Altered DNA methylation and gene expression predict disease severity in patients with Aicardi-Goutieres syndrome

Aicardi-Goutie`res Syndrome (AGS) is a rare neuro-inflammatory disease characterized by increased expression of interferon-stimulated genes (ISGs). Disease-causing mutations are present in genes associated with innate antiviral responses. Disease presentation and severity vary, even between patients with identical mutations from the same family. This study investigated DNA methylation signatures in PBMCs to understand phenotypic heterogeneity in AGS patients with mutations in RNASEH2B. AGS patients presented hypomethylation of ISGs and differential methylation patterns (DMPs) in genes involved in neutrophil and platelet activation. Patients with mild phenotypes exhibited DMPs in genes involved in DNA damage and repair, whereas patients with severe phenotypes had DMPs in cell fate commitment and organ development associated genes.
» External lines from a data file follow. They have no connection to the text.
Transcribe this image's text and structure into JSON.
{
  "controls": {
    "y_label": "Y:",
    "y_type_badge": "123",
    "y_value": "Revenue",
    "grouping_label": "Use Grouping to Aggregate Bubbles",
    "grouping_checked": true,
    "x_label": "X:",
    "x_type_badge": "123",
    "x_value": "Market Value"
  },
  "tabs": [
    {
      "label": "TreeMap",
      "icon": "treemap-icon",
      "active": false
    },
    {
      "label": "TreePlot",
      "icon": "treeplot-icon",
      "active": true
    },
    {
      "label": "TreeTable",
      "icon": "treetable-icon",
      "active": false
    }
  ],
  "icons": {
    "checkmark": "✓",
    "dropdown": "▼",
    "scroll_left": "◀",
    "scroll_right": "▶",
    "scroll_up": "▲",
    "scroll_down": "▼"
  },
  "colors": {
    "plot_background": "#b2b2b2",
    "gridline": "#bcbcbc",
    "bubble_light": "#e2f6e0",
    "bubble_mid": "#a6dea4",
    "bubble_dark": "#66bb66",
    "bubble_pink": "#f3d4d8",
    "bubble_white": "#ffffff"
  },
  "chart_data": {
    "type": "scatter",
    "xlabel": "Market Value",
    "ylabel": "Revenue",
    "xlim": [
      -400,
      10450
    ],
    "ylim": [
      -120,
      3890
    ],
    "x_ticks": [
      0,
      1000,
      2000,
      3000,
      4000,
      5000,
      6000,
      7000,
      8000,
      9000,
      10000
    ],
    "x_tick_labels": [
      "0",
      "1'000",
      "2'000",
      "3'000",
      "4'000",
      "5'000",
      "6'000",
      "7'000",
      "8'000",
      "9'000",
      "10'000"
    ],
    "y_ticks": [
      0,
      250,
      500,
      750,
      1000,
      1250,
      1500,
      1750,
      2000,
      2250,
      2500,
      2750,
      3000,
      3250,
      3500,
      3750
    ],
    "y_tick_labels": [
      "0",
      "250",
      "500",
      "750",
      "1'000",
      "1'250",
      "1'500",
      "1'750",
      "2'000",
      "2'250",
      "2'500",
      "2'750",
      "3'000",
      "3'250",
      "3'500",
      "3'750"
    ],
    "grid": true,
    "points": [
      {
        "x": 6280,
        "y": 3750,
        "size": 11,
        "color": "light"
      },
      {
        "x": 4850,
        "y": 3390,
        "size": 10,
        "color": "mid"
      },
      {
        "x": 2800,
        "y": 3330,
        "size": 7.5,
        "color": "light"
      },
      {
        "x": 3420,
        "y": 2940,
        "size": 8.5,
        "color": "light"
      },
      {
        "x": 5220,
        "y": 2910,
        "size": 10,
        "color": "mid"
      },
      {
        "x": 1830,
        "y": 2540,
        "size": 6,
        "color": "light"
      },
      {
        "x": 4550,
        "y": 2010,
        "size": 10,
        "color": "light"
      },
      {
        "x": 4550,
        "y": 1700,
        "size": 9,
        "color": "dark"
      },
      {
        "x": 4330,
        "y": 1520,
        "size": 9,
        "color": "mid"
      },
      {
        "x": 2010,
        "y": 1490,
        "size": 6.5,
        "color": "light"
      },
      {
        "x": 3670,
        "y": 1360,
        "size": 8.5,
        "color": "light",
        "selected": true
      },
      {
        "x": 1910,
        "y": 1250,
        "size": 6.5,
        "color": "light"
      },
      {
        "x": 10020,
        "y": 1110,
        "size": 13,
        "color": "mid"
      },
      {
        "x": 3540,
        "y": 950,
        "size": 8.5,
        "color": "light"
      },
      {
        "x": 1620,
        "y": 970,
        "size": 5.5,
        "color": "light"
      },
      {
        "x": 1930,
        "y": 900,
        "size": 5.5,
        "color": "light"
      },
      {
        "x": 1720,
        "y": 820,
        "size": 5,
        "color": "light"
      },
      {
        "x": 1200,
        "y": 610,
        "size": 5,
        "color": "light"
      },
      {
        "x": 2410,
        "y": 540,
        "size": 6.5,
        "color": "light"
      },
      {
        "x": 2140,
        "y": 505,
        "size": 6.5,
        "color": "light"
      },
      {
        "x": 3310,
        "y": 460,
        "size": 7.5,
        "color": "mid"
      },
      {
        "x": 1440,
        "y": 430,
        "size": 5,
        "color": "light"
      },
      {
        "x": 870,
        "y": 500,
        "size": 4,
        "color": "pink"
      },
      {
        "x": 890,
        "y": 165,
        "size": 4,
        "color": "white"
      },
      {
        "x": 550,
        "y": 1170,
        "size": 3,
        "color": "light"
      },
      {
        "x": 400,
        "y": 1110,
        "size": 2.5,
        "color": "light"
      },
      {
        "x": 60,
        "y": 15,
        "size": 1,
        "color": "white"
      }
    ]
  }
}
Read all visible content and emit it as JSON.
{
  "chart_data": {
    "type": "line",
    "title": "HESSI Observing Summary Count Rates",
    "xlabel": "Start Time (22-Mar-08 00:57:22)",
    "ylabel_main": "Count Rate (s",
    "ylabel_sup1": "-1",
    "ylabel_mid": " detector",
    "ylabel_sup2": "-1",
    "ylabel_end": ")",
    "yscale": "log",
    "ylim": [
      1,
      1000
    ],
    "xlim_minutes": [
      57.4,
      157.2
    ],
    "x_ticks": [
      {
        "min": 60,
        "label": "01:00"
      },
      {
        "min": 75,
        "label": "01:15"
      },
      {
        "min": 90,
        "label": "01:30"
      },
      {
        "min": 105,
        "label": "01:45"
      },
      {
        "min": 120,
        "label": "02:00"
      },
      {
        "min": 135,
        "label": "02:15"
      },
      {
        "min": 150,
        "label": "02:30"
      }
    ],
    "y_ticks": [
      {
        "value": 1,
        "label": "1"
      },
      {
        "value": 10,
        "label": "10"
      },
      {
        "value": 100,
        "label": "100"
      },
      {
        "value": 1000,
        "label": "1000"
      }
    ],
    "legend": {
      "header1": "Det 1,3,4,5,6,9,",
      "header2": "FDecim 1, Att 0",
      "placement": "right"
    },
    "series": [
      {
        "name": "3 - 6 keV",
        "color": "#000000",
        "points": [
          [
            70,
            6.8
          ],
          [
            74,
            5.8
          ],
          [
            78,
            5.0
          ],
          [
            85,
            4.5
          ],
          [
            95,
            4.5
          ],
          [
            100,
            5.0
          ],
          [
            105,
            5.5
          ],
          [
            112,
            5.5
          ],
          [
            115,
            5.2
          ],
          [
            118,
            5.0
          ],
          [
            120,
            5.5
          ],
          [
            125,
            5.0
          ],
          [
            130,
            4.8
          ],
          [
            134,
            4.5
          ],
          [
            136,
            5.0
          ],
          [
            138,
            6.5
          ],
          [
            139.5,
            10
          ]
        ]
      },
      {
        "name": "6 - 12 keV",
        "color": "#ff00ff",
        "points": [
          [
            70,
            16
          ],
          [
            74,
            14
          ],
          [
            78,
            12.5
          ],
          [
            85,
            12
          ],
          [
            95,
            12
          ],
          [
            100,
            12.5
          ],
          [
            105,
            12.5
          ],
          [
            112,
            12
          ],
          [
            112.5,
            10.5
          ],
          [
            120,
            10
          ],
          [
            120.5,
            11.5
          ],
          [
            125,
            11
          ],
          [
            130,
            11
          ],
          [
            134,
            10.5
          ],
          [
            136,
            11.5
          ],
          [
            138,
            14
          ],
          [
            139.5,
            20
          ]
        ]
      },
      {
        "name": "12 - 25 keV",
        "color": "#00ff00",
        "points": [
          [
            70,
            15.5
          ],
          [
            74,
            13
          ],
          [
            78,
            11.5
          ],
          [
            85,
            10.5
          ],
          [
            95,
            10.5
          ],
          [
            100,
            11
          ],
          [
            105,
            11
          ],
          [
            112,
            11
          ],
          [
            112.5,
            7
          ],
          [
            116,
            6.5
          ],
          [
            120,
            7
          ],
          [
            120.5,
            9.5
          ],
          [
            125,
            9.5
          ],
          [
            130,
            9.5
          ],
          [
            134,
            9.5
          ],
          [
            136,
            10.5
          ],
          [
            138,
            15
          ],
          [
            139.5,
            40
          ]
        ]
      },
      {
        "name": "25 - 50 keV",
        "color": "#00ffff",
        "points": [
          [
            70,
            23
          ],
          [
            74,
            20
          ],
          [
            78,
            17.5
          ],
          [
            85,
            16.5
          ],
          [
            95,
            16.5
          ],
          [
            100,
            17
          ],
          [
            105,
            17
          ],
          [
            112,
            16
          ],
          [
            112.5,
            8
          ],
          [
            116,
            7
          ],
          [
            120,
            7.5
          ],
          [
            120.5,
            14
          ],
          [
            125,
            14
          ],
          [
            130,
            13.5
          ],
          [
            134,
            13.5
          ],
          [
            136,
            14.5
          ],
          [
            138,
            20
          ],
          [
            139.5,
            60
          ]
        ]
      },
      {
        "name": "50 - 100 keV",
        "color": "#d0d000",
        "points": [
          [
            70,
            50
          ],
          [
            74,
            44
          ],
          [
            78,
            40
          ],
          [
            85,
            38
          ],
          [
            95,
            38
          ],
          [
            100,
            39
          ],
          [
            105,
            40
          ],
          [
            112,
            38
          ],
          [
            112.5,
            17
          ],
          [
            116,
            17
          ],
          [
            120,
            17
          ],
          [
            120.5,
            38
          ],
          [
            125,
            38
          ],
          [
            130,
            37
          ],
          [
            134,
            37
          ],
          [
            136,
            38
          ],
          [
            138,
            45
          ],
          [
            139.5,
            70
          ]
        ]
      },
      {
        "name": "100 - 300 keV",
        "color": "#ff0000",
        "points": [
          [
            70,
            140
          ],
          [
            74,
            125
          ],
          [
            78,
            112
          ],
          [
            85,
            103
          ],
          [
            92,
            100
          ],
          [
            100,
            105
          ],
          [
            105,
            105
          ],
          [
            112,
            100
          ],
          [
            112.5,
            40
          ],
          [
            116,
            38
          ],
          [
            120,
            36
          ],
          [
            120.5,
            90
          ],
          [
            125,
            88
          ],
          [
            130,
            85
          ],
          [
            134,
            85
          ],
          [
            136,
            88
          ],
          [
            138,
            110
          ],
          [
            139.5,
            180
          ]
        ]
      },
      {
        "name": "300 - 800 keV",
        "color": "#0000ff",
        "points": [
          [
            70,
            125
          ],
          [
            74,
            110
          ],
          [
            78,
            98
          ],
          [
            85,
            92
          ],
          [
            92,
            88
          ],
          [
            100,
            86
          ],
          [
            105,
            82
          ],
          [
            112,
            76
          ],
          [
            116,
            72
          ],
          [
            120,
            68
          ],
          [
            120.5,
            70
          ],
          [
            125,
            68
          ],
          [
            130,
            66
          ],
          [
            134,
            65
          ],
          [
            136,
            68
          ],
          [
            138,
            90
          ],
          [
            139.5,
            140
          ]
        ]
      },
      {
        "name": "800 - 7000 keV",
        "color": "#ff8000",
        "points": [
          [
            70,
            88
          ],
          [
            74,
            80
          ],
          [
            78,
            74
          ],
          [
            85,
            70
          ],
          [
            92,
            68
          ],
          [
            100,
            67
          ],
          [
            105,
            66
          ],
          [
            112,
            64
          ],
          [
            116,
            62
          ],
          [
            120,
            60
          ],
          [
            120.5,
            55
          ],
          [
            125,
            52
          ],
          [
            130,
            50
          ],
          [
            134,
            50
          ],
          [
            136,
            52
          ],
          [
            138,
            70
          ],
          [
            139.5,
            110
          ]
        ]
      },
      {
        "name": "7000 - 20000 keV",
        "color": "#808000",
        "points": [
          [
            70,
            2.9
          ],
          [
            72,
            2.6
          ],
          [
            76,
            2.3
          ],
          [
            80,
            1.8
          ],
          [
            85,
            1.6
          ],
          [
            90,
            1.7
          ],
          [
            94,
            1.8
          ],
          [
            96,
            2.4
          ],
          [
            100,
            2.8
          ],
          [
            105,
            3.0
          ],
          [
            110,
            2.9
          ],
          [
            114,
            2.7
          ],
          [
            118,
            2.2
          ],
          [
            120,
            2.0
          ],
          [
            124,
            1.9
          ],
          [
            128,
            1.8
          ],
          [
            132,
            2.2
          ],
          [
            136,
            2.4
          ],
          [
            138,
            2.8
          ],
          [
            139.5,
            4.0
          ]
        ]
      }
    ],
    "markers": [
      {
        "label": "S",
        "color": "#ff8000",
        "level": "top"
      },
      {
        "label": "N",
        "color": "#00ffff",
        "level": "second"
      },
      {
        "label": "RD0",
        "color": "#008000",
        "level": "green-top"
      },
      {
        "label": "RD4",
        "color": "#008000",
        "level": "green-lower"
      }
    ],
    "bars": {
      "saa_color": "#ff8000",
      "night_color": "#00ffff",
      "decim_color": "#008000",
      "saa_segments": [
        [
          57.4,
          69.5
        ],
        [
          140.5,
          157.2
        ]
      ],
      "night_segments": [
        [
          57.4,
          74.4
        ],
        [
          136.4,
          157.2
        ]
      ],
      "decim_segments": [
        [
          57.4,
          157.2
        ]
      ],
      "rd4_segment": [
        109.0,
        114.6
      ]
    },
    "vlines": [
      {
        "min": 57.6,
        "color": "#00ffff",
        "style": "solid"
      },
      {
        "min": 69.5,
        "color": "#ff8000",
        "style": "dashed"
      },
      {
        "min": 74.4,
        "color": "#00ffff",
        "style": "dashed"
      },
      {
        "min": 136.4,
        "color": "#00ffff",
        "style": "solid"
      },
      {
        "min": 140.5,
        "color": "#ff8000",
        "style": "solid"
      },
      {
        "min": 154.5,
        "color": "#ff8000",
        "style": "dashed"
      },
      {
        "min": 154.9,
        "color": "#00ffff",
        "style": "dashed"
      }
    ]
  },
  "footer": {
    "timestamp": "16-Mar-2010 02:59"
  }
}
DMPs in two ISGs (IFI44L, RSAD2) associated with increased gene expression in patients with severe when compared to mild phenotypes. In conclusion, altered DNA methylation and ISG expression as biomarkers and potential future treatment targets in AGS.

Automated summary

This study investigated DNA methylation signatures in AGS patients to understand phenotypic heterogeneity. Hypomethylation of ISGs and differential methylation patterns in genes involved in neutrophil and platelet activation were observed. Patients with mild phenotypes had differential methylation patterns in genes involved in DNA damage and repair, while patients with severe phenotypes had differential methylation patterns in genes associated with cell fate commitment and organ development. DMPs in two ISGs (IFI44L, RSAD2) were associated with increased gene expression in severe cases compared to mild cases. Altered DNA methylation and ISG expression can be potential biomarkers and treatment targets in AGS.